All’inizio, i cambiamenti di gravità da stanza a stanza mi davano un senso di confusione, ma mi sono adattato in fretta: inconsciamente mi preparavo all’attrazione gravitazionale di Lusus, di Hebron e di Sol Draconis Septem, oppure anticipavo il senso di libertà della maggior parte delle stanze, dovuto alla gravità ridotta rispetto al normale 1 g.

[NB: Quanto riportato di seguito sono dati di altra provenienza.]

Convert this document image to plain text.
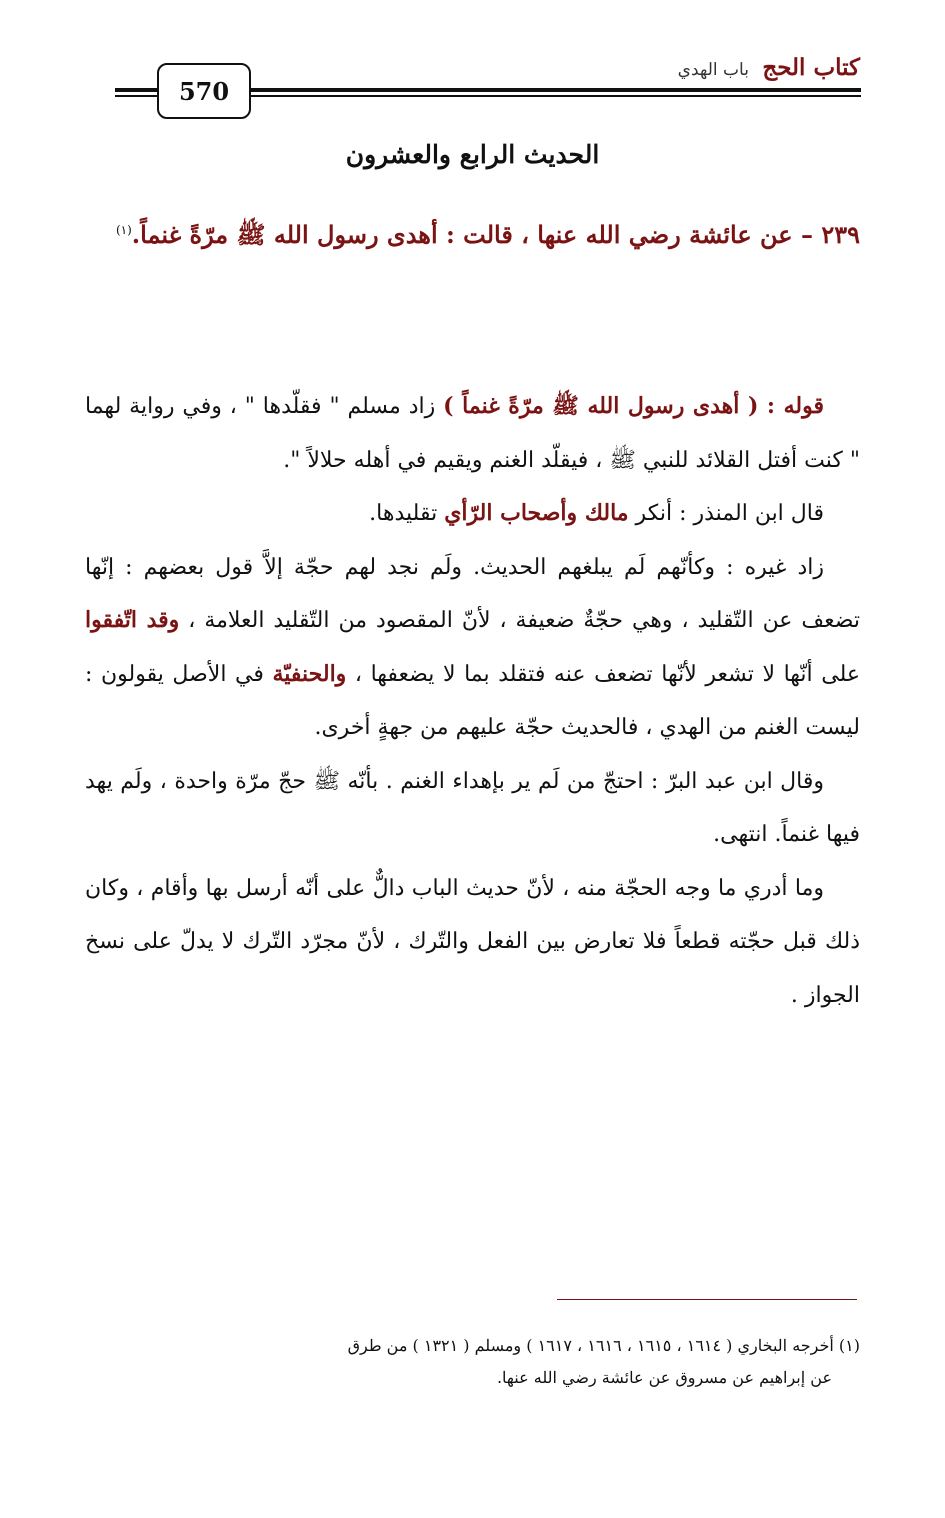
570
كتاب الحج باب الهدي
الحديث الرابع والعشرون
٢٣٩ – عن عائشة رضي الله عنها ، قالت : أهدى رسول الله ﷺ مرّةً غنماً.$^{(١)}$

قوله : ( أهدى رسول الله ﷺ مرّةً غنماً ) زاد مسلم " فقلّدها " ، وفي رواية لهما " كنت أفتل القلائد للنبي ﷺ ، فيقلّد الغنم ويقيم في أهله حلالاً ".

قال ابن المنذر : أنكر مالك وأصحاب الرّأي تقليدها.

زاد غيره : وكأنّهم لَم يبلغهم الحديث. ولَم نجد لهم حجّة إلاَّ قول بعضهم : إنّها تضعف عن التّقليد ، وهي حجّةٌ ضعيفة ، لأنّ المقصود من التّقليد العلامة ، وقد اتّفقوا على أنّها لا تشعر لأنّها تضعف عنه فتقلد بما لا يضعفها ، والحنفيّة في الأصل يقولون : ليست الغنم من الهدي ، فالحديث حجّة عليهم من جهةٍ أخرى.

وقال ابن عبد البرّ : احتجّ من لَم ير بإهداء الغنم . بأنّه ﷺ حجّ مرّة واحدة ، ولَم يهد فيها غنماً. انتهى.

وما أدري ما وجه الحجّة منه ، لأنّ حديث الباب دالٌّ على أنّه أرسل بها وأقام ، وكان ذلك قبل حجّته قطعاً فلا تعارض بين الفعل والتّرك ، لأنّ مجرّد التّرك لا يدلّ على نسخ الجواز .

(١) أخرجه البخاري ( ١٦١٤ ، ١٦١٥ ، ١٦١٦ ، ١٦١٧ ) ومسلم ( ١٣٢١ ) من طرق
عن إبراهيم عن مسروق عن عائشة رضي الله عنها.
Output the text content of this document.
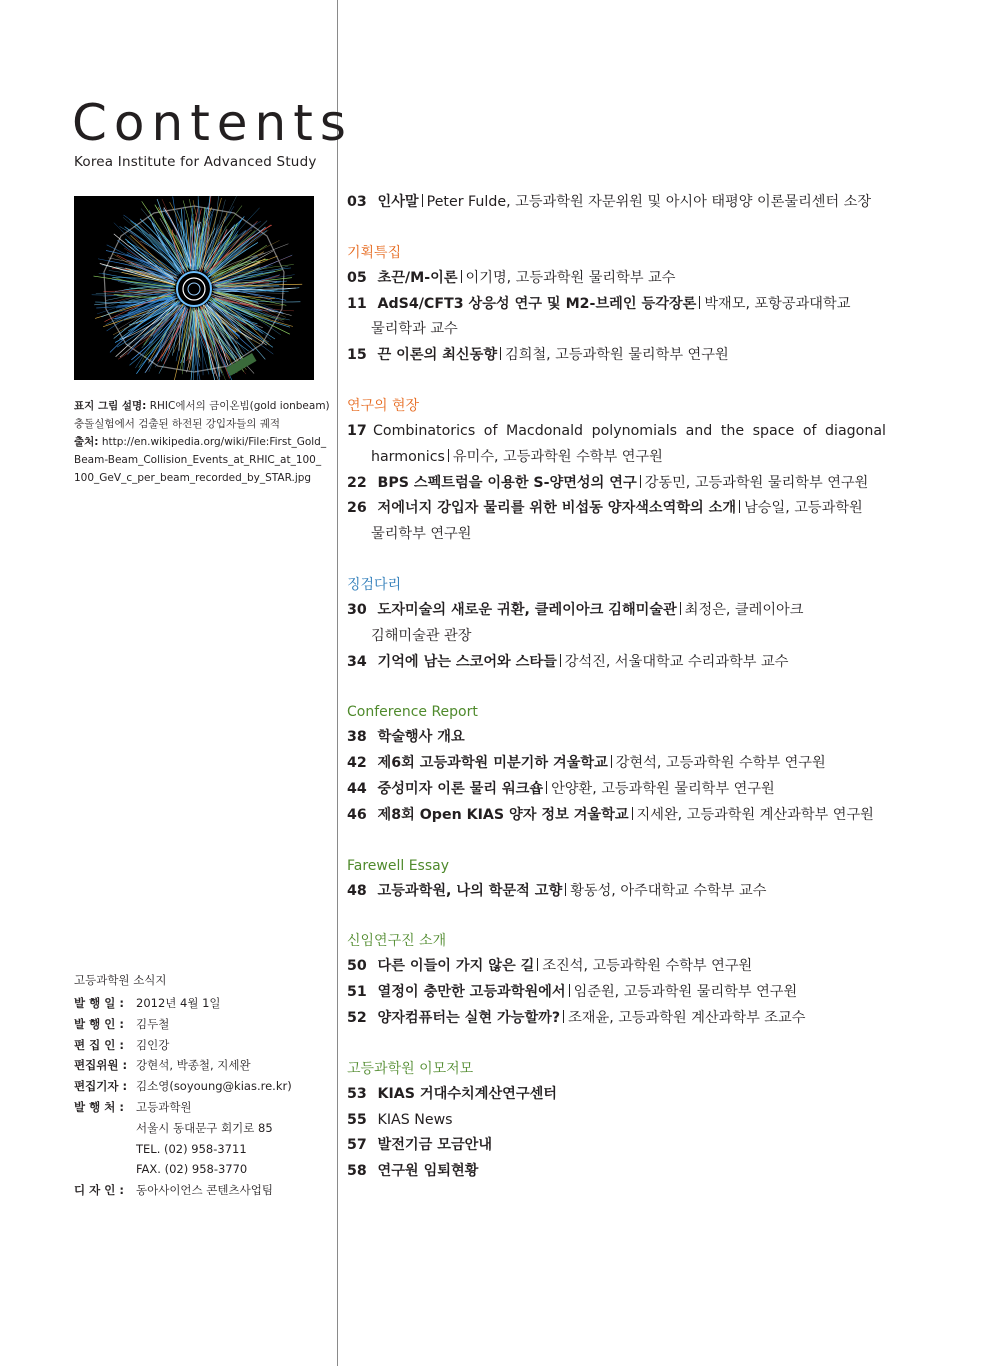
Contents
Korea Institute for Advanced Study
표지 그림 설명: RHIC에서의 금이온빔(gold ionbeam)
충돌실험에서 검출된 하전된 강입자들의 궤적
출처: http://en.wikipedia.org/wiki/File:First_Gold_
Beam-Beam_Collision_Events_at_RHIC_at_100_
100_GeV_c_per_beam_recorded_by_STAR.jpg
고등과학원 소식지
발 행 일 :	2012년 4월 1일
발 행 인 :	김두철
편 집 인 :	김인강
편집위원 : 강현석, 박종철, 지세완
편집기자 : 김소영(soyoung@kias.re.kr)
발 행 처 :	고등과학원
서울시 동대문구 회기로 85
TEL. (02) 958-3711
FAX. (02) 958-3770
디 자 인 :	동아사이언스 콘텐츠사업팀
03 인사말 Peter Fulde, 고등과학원 자문위원 및 아시아 태평양 이론물리센터 소장
기획특집
05 초끈/M-이론 이기명, 고등과학원 물리학부 교수
11 AdS4/CFT3 상응성 연구 및 M2-브레인 등각장론 박재모, 포항공과대학교
물리학과 교수
15 끈 이론의 최신동향 김희철, 고등과학원 물리학부 연구원
연구의 현장
17 Combinatorics of Macdonald polynomials and the space of diagonal
harmonics 유미수, 고등과학원 수학부 연구원
22 BPS 스펙트럼을 이용한 S-양면성의 연구 강동민, 고등과학원 물리학부 연구원
26 저에너지 강입자 물리를 위한 비섭동 양자색소역학의 소개 남승일, 고등과학원
물리학부 연구원
징검다리
30 도자미술의 새로운 귀환, 클레이아크 김해미술관 최정은, 클레이아크
김해미술관 관장
34 기억에 남는 스코어와 스타들 강석진, 서울대학교 수리과학부 교수
Conference Report
38 학술행사 개요
42 제6회 고등과학원 미분기하 겨울학교 강현석, 고등과학원 수학부 연구원
44 중성미자 이론 물리 워크숍 안양환, 고등과학원 물리학부 연구원
46 제8회 Open KIAS 양자 정보 겨울학교 지세완, 고등과학원 계산과학부 연구원
Farewell Essay
48 고등과학원, 나의 학문적 고향 황동성, 아주대학교 수학부 교수
신임연구진 소개
50 다른 이들이 가지 않은 길 조진석, 고등과학원 수학부 연구원
51 열정이 충만한 고등과학원에서 임준원, 고등과학원 물리학부 연구원
52 양자컴퓨터는 실현 가능할까? 조재윤, 고등과학원 계산과학부 조교수
고등과학원 이모저모
53 KIAS 거대수치계산연구센터
55 KIAS News
57 발전기금 모금안내
58 연구원 임퇴현황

Nei dieci mesi standard in cui Helenda e io stiamo insieme, trascorriamo poco tempo in casa; preferiamo muoverci con amici fra i luoghi di soggiorno, le arcologie di vacanza, i locali notturni della Rete dei Mondi. I nostri “amici” sono l’ex teleporter-set, che ora si definisce il Branco Caribù, dal nome d’un mammifero migratore della Vecchia Terra ora estinto. Questo branco consiste di altri scrittori, di alcuni artisti visuali di successo, di intellettuali del Concourse, di rappresentanti dei media della Totalità, di alcuni radicali ARNisti e dissettori di geni cosmetici, di aristocratici della Rete, di milionari patiti del teleporter e Flashback-dipendenti, di alcuni registi d’olofilm e di teatro, di una manciata di attori e di gente di spettacolo, di parecchi mammasaritissima della mafia diventati persone rispettabili, e di una sfilza a rotazione di celebrità del momento… me compreso.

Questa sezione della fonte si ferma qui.